Throughout all of his difficult and painful experiences, Wayne tries to see the lighter side. Many people wonder, “How could there be a lighter side to all of this?” Wayne’s optimism quickly responds. He knows he has this problem and there’s little he can do about it. Thus, Wayne dives headlong into activity, getting a full measure from each day. He’s been in three different plays at school and belongs to a computer club. In computer club he learns how to use and program computers. He has had meetings twice a week where he first learned the fundamentals and then began thinking of programs to educate or entertain. Now he’s working on a game to entertain called “Maze”. So far, it has taken him three months to work on it. He says he has another two months or so ahead before it’s finished. The plays he tries out for are the kind of thing he likes to do to express his feelings. The director, Mr. Vincent Williams has a fall and spring play.

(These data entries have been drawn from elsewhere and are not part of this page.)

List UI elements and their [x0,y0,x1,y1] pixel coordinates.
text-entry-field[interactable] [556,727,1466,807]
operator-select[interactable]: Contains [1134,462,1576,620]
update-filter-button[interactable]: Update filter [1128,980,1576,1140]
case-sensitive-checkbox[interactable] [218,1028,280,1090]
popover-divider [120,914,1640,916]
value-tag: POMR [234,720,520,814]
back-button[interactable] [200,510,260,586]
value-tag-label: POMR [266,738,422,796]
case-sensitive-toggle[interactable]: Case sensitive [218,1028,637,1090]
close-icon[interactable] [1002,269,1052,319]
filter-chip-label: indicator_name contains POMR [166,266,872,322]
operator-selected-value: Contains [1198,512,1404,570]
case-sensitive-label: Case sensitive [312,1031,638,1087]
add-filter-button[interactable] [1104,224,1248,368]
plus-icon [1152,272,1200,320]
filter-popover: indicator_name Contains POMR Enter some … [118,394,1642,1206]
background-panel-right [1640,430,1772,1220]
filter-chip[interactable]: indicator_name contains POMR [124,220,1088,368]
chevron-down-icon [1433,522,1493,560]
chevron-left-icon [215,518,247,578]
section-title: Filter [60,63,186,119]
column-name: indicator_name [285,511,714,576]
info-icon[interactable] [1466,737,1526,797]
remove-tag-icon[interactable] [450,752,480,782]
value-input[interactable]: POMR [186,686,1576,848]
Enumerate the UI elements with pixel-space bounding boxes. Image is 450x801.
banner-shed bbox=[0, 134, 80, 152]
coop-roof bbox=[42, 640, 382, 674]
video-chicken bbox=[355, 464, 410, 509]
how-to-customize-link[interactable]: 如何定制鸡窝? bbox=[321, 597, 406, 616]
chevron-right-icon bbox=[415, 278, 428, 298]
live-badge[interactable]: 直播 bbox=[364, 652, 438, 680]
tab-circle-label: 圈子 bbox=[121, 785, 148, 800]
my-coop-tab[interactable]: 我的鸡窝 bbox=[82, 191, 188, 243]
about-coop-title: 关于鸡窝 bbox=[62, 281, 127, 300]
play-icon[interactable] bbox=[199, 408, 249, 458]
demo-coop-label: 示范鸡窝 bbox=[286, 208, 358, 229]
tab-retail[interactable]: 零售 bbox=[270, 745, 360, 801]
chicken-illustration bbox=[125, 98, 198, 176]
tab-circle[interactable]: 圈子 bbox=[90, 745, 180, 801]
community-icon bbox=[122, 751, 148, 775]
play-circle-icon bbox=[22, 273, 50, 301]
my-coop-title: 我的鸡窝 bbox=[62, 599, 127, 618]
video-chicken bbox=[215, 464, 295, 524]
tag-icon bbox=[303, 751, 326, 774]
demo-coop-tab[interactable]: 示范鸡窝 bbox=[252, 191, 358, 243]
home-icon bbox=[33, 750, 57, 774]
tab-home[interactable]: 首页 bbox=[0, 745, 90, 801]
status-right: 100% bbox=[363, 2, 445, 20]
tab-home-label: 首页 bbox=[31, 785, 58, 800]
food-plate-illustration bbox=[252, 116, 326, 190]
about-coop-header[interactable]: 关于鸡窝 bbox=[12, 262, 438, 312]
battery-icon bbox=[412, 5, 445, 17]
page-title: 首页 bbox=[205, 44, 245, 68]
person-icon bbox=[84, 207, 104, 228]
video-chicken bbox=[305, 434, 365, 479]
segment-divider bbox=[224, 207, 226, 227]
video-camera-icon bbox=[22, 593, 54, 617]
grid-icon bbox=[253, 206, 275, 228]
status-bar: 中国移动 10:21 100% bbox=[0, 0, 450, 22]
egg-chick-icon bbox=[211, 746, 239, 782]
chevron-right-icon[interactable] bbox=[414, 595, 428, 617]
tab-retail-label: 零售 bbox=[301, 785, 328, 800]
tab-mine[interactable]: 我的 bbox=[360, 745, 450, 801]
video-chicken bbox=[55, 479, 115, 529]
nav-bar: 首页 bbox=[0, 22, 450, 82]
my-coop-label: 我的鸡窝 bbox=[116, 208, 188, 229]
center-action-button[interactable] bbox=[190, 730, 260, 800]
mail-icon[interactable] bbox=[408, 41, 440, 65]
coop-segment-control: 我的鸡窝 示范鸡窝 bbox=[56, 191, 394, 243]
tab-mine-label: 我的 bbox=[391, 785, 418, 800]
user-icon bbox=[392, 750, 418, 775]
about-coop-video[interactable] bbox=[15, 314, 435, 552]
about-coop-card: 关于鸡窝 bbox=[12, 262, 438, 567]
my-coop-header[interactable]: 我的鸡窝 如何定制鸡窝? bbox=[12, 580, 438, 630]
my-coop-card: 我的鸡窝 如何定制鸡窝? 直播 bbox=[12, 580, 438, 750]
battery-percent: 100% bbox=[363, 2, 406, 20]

Last year, in the fall play called The Miser, Wayne played the role of Master Simon. In the spring production Teahouse of the August Moon he had the role of the Ancient Man. In the middle of the school year is a theatrical production called the Rabe Plays for which students write plays and direct them. Wayne played Gramps in a Rabe Play called The Hobo in 1981 and recently received another part in the 1982 Rabe Plays. He says acting and being involved in the productions is a great way to meet new friends and do something fun.
As Wayne finishes up his second year of high school he has begun to look toward college. He plans on majoring in computer science so he can use the skills he already knows from working with the computer at school. He’s familiar with the background of other computers and believes the future will relate heavily to computers and there will be a great demand for people qualified in this field.
In addition to computers, Wayne also writes plays and reads a lot of science-fiction and mystery books. Along with such books, Wayne likes to write short stories similar to the books. Another interest Wayne has developed is with detective things. He has a collection of all 79 Hardy Boys books plus a detective kit – in case any mysteries need solving! One more outgrowth of Wayne’s reading is his hobby of monsters and strange phenomenon such as Bigfoot, the Loch Ness Monster, the Abominable Snowman, Pyramids, Noah’s Ark, U.F.O.s and the Bermuda Triangle. Wayne strongly believes in each phenomenon and has done research for over eight years on each topic; developing a file folder a half-inch thick for nearly every subject. He hopes that when he is old enough, he can delve more deeply into some of the phenomena.
Though Wayne still has the disease, he doesn’t let much get him down. Wayne toys with the possibility of playing major league baseball in some way, or of coaching the Miami Dolphins under the leadership of Don Shula, a man Wayne deeply respects. Who knows? Given Wayne’s optimism and drive, he may just do either or both! He intends to follow the dreams and goals he has. Though to some such goals and dreams seem far-fetched, he will surely succeed. And I should know, because I am Wayne Tallman.
This is a story Wayne Tallman wrote while attending Hempstead High School about his challenges with E.B.